I have reached a fourth law which applies to the tropisms of differential sensibility. We know that the bedbug, strongly phototropic, makes a half-turn (Figure l,a) when it is put in the presence of a window, F, and leaves rapidly. While it was fleeing Bohn interposed the flame of a lamp, L, between the insect and the window ; this had the effect of provoking a new half-turn (a1), which brought the insect not only in the direction of the lamp, but into that of the window, for the two directions were the same. Bohn cites in addition the curious experiment of Jennings, in which an in-Pusorian, Spirostom-um ambiguum, when a noxious droplet is placed in the liquid containing it, always retires, whatever the position of the droplet. To a variation of the excitant, concludes Bohn, the animal responds always in the same way, whatever be the "direction of the stimulus in relation to the axis of the body."

The experiments of Max Morse (1909) oblige us to make the meaning of this conclusion more exact. A meal-worm was introduced by this biologist into a rubber tube five centimeters long and of such a diameter that the animal found itself tightly lodged. The head end of the worm was directed toward the sun, the rays of which fell obliquely on the tube. The creature tried to turn and finally the extremity of its abdomen came out of the tube to the length of four segments, which were exposed to the light. This brought about an inverse march and the worm reentered the tube. A calorific screen had been placed between the sun and the tube, and a cold paper introduced under it, so that thermic influences were excluded. No response was obtained when the abdomen was exposed to the light and had received a coating of vasoline and lampblack. The author concludes that "all the surface of the body is sensitive to a light of great intensity."

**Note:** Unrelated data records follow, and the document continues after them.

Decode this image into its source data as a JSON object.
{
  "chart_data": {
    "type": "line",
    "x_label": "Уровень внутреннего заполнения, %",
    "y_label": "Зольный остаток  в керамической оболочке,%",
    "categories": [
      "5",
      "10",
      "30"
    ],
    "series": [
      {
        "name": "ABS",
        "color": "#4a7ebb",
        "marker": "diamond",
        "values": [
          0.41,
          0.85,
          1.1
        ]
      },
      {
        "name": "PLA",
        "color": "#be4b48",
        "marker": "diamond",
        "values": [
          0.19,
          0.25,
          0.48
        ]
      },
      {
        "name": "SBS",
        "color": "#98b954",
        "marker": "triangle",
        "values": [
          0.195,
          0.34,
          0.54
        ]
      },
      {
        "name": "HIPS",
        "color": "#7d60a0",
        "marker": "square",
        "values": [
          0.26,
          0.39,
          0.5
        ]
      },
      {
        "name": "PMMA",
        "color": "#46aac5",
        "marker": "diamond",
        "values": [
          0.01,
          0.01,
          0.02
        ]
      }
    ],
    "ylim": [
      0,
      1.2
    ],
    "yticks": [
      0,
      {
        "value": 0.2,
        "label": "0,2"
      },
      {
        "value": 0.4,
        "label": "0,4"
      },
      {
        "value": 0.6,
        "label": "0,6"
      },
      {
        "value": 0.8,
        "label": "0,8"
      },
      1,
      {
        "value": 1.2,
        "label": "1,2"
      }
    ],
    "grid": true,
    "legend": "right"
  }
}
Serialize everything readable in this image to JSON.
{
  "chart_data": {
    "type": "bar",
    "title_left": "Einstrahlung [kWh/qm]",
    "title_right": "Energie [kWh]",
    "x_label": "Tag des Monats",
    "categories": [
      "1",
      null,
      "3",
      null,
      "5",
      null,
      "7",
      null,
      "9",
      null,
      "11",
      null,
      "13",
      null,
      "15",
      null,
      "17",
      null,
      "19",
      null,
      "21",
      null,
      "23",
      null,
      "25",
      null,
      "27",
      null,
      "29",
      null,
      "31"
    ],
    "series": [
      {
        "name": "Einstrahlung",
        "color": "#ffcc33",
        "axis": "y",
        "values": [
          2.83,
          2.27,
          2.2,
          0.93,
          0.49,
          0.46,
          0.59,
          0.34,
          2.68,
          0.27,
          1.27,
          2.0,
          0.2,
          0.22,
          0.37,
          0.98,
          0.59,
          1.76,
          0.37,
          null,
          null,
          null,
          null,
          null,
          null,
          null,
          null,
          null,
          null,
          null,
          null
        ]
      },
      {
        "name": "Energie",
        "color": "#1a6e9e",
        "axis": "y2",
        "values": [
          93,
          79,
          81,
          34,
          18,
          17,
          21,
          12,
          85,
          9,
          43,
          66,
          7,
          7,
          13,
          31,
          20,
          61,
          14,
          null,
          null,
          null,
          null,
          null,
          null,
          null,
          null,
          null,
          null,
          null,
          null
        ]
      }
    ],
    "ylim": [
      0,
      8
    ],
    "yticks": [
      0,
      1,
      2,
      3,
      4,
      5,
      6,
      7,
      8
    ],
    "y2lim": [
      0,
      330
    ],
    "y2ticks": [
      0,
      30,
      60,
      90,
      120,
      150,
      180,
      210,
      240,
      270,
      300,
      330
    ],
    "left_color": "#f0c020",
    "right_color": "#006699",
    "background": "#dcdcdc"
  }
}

Fig. 1.-Bedbug leaving, at a, a window F, and returning to a1, when a light L is interposed between it and the window. (After Bohn).

I do not wish to dispute the existence of der-matoptic sensations which other authors have suggested, but it is proper to ask whether with insects these sensations are sufficiently strong to provoke on the abdomen the reactions of differential sensitiveness. Could it not have been the close imprisonment to which the worm was subjected which caused the response obtained by Morse, and would it not be wise to work under more normal conditions? This is what I have tried : When the larva was walking upon a sheet of paper in the shadow of a book, I have moved the book so that the sun's rays quickly struck the animal, both on the sides and on the extremity of the abdomen, and I have never seen the least reaction. However, to the light rays is added the sun's heat. Parker reached the same negative result in working with Vanessa antiopa. We have seen that this insect presents a positive phototropism when it flies or walks in the sunlight, and that a shadow rapidly brings about the reactions of differential sensibility, but Parker has noticed that the reaction is produced at the end of from fourteen to seventeen seconds when the shadow of a finger or of a pencil reaches the eyes, and that there is none when this shadow is projected upon any other part of the insect. Then, if it is true to say that the responses of differential sensitiveness do not depend "on the direction of the stimulus in relation of the axis of the body," one cannot fail to add, as a general thesis more or less, that they are independent of the stimulated points ; with the insects, with the articulates, the head end of the body, which is the ordinary seat of tropic phenomena, is also a preferred center for the phenomena of differential sensitiveness, but this conclusion cannot be applied to the lower animals, where an incomplete differentiation of the organs renders the sensitiveness diffuse.